12 Eylül 1980 askeri darbesinden sonra, anarşik olaylara bulaştığı gerekçesiyle Eğitim Enstitüleri ve Yüksek Öğretmen Okulları kapatılmış ve öğretmen yetiştirme görevi, üniversitelere devredilmiştir.

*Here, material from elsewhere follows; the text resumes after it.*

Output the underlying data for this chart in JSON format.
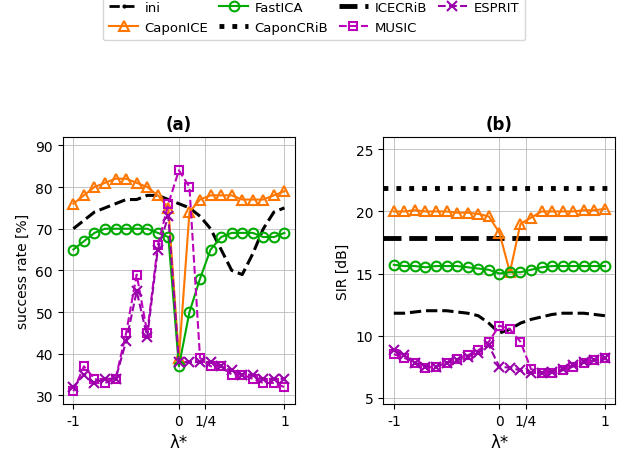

Son olarak 2014 yılında Öğretmen Liseleri de kapatılmış ve böylece öğretmen eğitimi veren eğitim kurumu kalmamıştır. OECD ülkelerinin eğitim düzeyini ölçmek üzere 15 yaş çocukların arasında yapılan ve ülkemizin son sıralarda yer aldığı PISA yarışmalarının Direktörü Andreas Schleicher, Türk eğitim sistemi ile ilgili genel değerlendirmesinde özetle “Öğretmeniniz yetersiz” demiştir. Başarısızlığı öğretmen kalitesi ile açıklamış ve şunları söylemiştir: “İyi öğretmenler araştırmacıdır, sadece ders kitabında ne yazıyorsa onu öğretmezler. Sizin öğretmenleriniz nakilci. Eğitiminiz ezberci. Okuduğunu anlamayan öğrenciler yetiştiriyorsunuz. Öğretmenleriniz hem finansal, hem entelektüel açıdan desteklenmelidir. Eğitiminiz değişen dünyaya uyum sağlamalıdır”. Schleicher’in değerlendirmelerine büyük ölçüde katılıyorum. Türk eğitim sisteminin yeniden yapılandırırken öncelikle öğretmen eğitimi konusu ele alınmalıdır. “Fikren, bedenen ve ilmen güçlü, fikri hür, irfanı hür ve vicdanı hür” gençler yetiştirilmesi ve “ülkemizin çağdaş uygarlık düzeyinin üzerine çıkarılması”, ancak idealist, fedakâr ve donanımlı öğretmen yetiştirmemizle mümkündür.
Bunun için en kısa zamanda, Öğretmen Liseleri, Öğretmen Üniversiteleri ve Öğretmen Akademileri açılmalıdır. Bunu yaparken, Türk Öğretmeninin yıpranan itibarı yeniden kazandırılmalı, sosyal ve mali statüsü yükseltilmelidir.